Ben Simon: An issue of hunger in America is not in the scope of the millions of pounds each year being wasted, it's in the scope of billions. We're not making change fast enough, we need to see a cultural shift, we need to see an industry wide shift, every restaurant, every caterer, dinging hall, every food business should be donating it's extra food.
My name is Ben Simon, I am the founder and executive director of Food Recovery Network. We take food from college campus dining halls that would otherwise get thrown away at the end of the day and donate that food to hungry Americans. Nations ... featured us in a video a couple of months ago and we got an outstanding online response, actually had over 440 students see the video and apply online to start Food Recovery Network chapters at their college.
This is a lot of food.
We've been building off of this momentum to now announce the launch of our new certification program call Food Recovery Certified.
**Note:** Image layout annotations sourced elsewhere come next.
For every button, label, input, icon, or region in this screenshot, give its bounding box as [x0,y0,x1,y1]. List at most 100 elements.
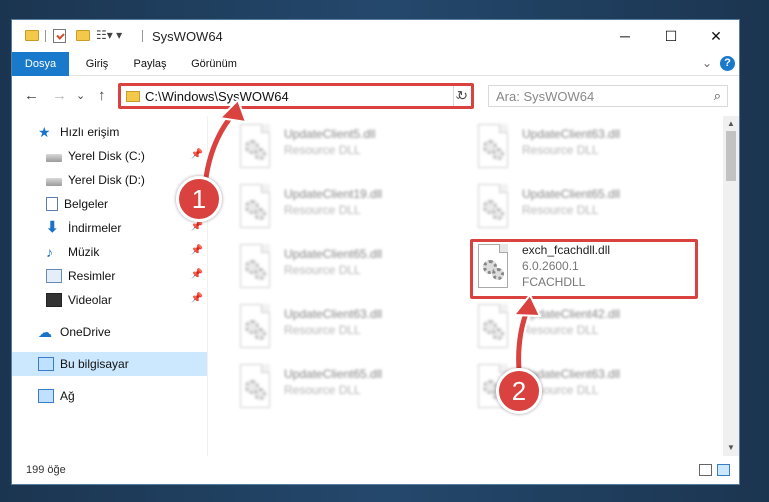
dll-file-icon [474,304,512,350]
tiles-view-icon[interactable] [717,464,730,476]
file-description: Resource DLL [284,143,361,157]
maximize-button[interactable]: ☐ [648,20,694,52]
videos-icon [46,293,62,307]
file-tile[interactable]: UpdateClient5.dll Resource DLL [236,120,466,176]
up-button[interactable]: ↑ [98,87,106,104]
file-name: UpdateClient65.dll [284,247,383,261]
file-description: Resource DLL [522,323,599,337]
sidebar-item-pictures[interactable]: Resimler 📌 [12,264,207,288]
ribbon-tabs: Dosya Giriş Paylaş Görünüm ⌄ ? [12,52,739,76]
sidebar-item-disk-c[interactable]: Yerel Disk (C:) 📌 [12,144,207,168]
customize-toolbar-icon[interactable]: ☷▾ ▾ [96,28,122,44]
sidebar-item-label: Yerel Disk (D:) [68,173,145,187]
file-tile[interactable]: UpdateClient19.dll Resource DLL [236,180,466,236]
scroll-up-icon[interactable]: ▲ [727,119,735,128]
sidebar-item-videos[interactable]: Videolar 📌 [12,288,207,312]
file-tile[interactable]: UpdateClient65.dll Resource DLL [236,360,466,416]
file-description: Resource DLL [284,323,361,337]
close-button[interactable]: ✕ [693,20,739,52]
file-explorer-window: ☷▾ ▾ SysWOW64 ─ ☐ ✕ Dosya Giriş Paylaş G… [11,19,740,485]
dll-file-icon [474,124,512,170]
folder-icon [25,30,39,41]
scroll-down-icon[interactable]: ▼ [727,443,735,452]
vertical-scrollbar[interactable]: ▲ ▼ [723,116,739,456]
new-folder-icon[interactable] [76,30,90,41]
tab-view[interactable]: Görünüm [182,52,246,76]
sidebar-item-music[interactable]: ♪ Müzik 📌 [12,240,207,264]
file-name: UpdateClient5.dll [284,127,376,141]
pin-icon: 📌 [190,221,203,232]
file-name: UpdateClient63.dll [522,127,621,141]
pin-icon: 📌 [190,149,203,160]
file-name: UpdateClient19.dll [284,187,383,201]
pictures-icon [46,269,62,283]
computer-icon [38,357,54,371]
callout-badge-2: 2 [496,368,542,414]
details-view-icon[interactable] [699,464,712,476]
file-description: Resource DLL [284,263,361,277]
network-icon [38,389,54,403]
recent-locations-button[interactable]: ⌄ [76,89,85,102]
drive-icon [46,177,62,186]
expand-ribbon-icon[interactable]: ⌄ [702,56,712,70]
dll-file-icon [236,304,274,350]
pin-icon: 📌 [190,269,203,280]
file-tile[interactable]: UpdateClient65.dll Resource DLL [474,180,704,236]
scroll-thumb[interactable] [726,131,736,181]
search-input[interactable]: Ara: SysWOW64 ⌕ [488,85,728,107]
file-tile[interactable]: UpdateClient42.dll Resource DLL [474,300,704,356]
search-icon[interactable]: ⌕ [714,88,721,104]
file-tile[interactable]: UpdateClient63.dll Resource DLL [474,120,704,176]
file-tile[interactable]: UpdateClient63.dll Resource DLL [236,300,466,356]
dll-file-icon [236,364,274,410]
file-name: UpdateClient65.dll [522,187,621,201]
cloud-icon: ☁ [38,324,52,340]
download-icon: ⬇ [46,219,59,236]
properties-icon[interactable] [53,29,66,43]
sidebar-item-label: İndirmeler [68,221,122,235]
sidebar-item-this-pc[interactable]: Bu bilgisayar [12,352,207,376]
sidebar-item-onedrive[interactable]: ☁ OneDrive [12,320,207,344]
music-icon: ♪ [46,244,53,260]
separator [142,30,143,42]
file-description: Resource DLL [284,203,361,217]
documents-icon [46,197,58,211]
file-name: UpdateClient42.dll [522,307,621,321]
sidebar-item-label: OneDrive [60,325,111,339]
dll-file-icon [474,184,512,230]
help-icon[interactable]: ? [720,56,735,71]
item-count: 199 öğe [26,464,66,476]
sidebar-item-label: Ağ [60,389,75,403]
tab-share[interactable]: Paylaş [125,52,175,76]
sidebar-item-label: Hızlı erişim [60,125,120,139]
file-tile[interactable]: UpdateClient65.dll Resource DLL [236,240,466,296]
window-title: SysWOW64 [152,29,223,44]
file-description: Resource DLL [284,383,361,397]
sidebar-item-network[interactable]: Ağ [12,384,207,408]
title-bar: ☷▾ ▾ SysWOW64 ─ ☐ ✕ [12,20,739,52]
sidebar-item-label: Müzik [68,245,100,259]
tab-file[interactable]: Dosya [12,52,69,76]
back-button[interactable]: ← [24,87,39,104]
pin-icon: 📌 [190,293,203,304]
file-description: Resource DLL [522,143,599,157]
minimize-button[interactable]: ─ [602,20,648,52]
callout-badge-1: 1 [176,176,222,222]
forward-button[interactable]: → [52,87,67,104]
sidebar-item-label: Belgeler [64,197,109,211]
sidebar-item-downloads[interactable]: ⬇ İndirmeler 📌 [12,216,207,240]
tab-home[interactable]: Giriş [73,52,121,76]
sidebar-item-label: Yerel Disk (C:) [68,149,145,163]
separator [45,30,46,42]
file-highlight [470,239,698,299]
navigation-pane: ★ Hızlı erişim Yerel Disk (C:) 📌 Yerel D… [12,116,208,456]
status-bar: 199 öğe [12,456,739,484]
file-name: UpdateClient63.dll [284,307,383,321]
file-description: Resource DLL [522,203,599,217]
sidebar-item-label: Resimler [68,269,116,283]
sidebar-item-label: Bu bilgisayar [60,357,129,371]
drive-icon [46,153,62,162]
dll-file-icon [236,184,274,230]
sidebar-item-quick-access[interactable]: ★ Hızlı erişim [12,120,207,144]
dll-file-icon [236,124,274,170]
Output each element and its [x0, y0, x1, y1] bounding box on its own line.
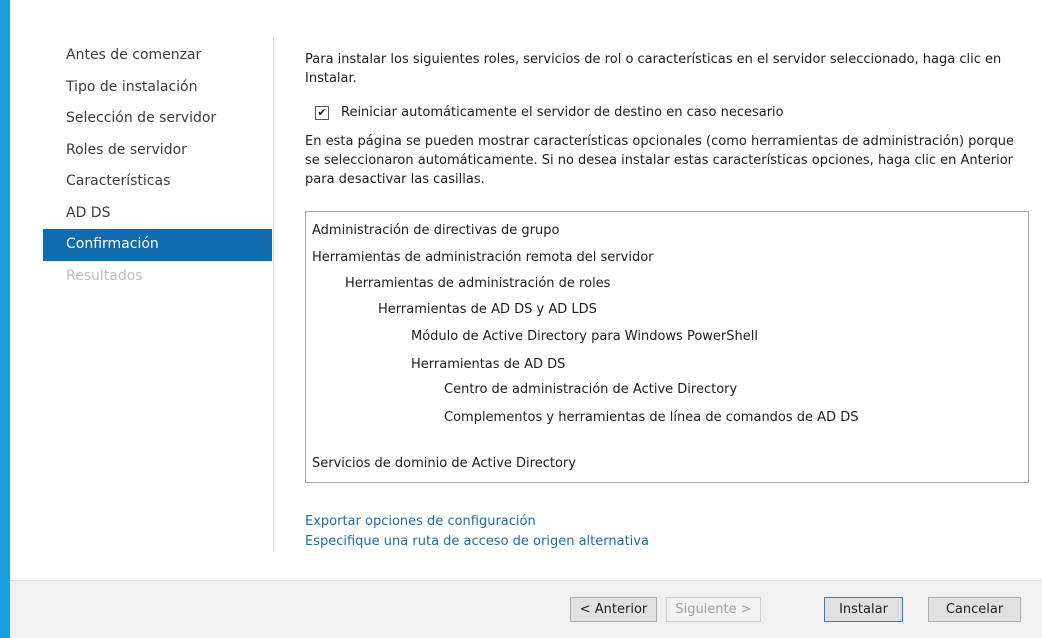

Which is the first National Certification program to recognize and reward businesses like caterers, restaurants, dining halls, grocery stores, and others that are doing the right thing by donating their extra food in their community to those in need.
Cara Mayo: My name is Cara Mayo I'm from Food Recovery Network, I'm calling on behalf of Starbucks they have requested to become Food Recovery Certified. 81% of consumers worldwide want their businesses to be associated with an environmental or social cause. They want the effects of it to be felt in their home, in their community.
If the company is already recovering their food to a local non profit, then all they need to do is go online fill out our form. I call their local non profit and make sure they are recovering their unsold surplus food, then I send them an E-mail saying congratulations, you're Food Recovery Certified.
Here is a high resolution digital copy of our logo that they can use to advertise in whatever way they choose to, and then I mail a window sticker to them that they can put in their establishment.
Kristin: Being Food Recovery Certified was a conscious, thoughtful decision to give nutritious food to people who need it and not be an after thought .. something we can do on a regular basis that helps others in our neighborhood.
I think that a lot of customers are very sensitive to where the food comes from and how it's sourced, but they don't always know at the end of it's life what happens to the food. Does it go into the compost bin? I think most people think that's the most sustainable way to handle the food, but actually if you can feed someone, that has a lot of value.
Marvin: I really appreciate it. Especially this last winter, it was really cold out. It was nice to have hot coffee, hot chocolate, hot food. it's a full course meal. It's not like you're being fed little portions, because there is plenty of food.
Ben: In 2015 there's supposed to be nine and a half billion people in the world. How are we going to feed nine and a half billion people in 2015? I think the solution isn't necessarily, how could we learn to grow more food? It's, how can we not waste half of our food? How can we close that loop and get some of that food into the mouths of the people who need it the most? Nobody deserves to be hungry, especially not in America.There may be small errors in this transcript.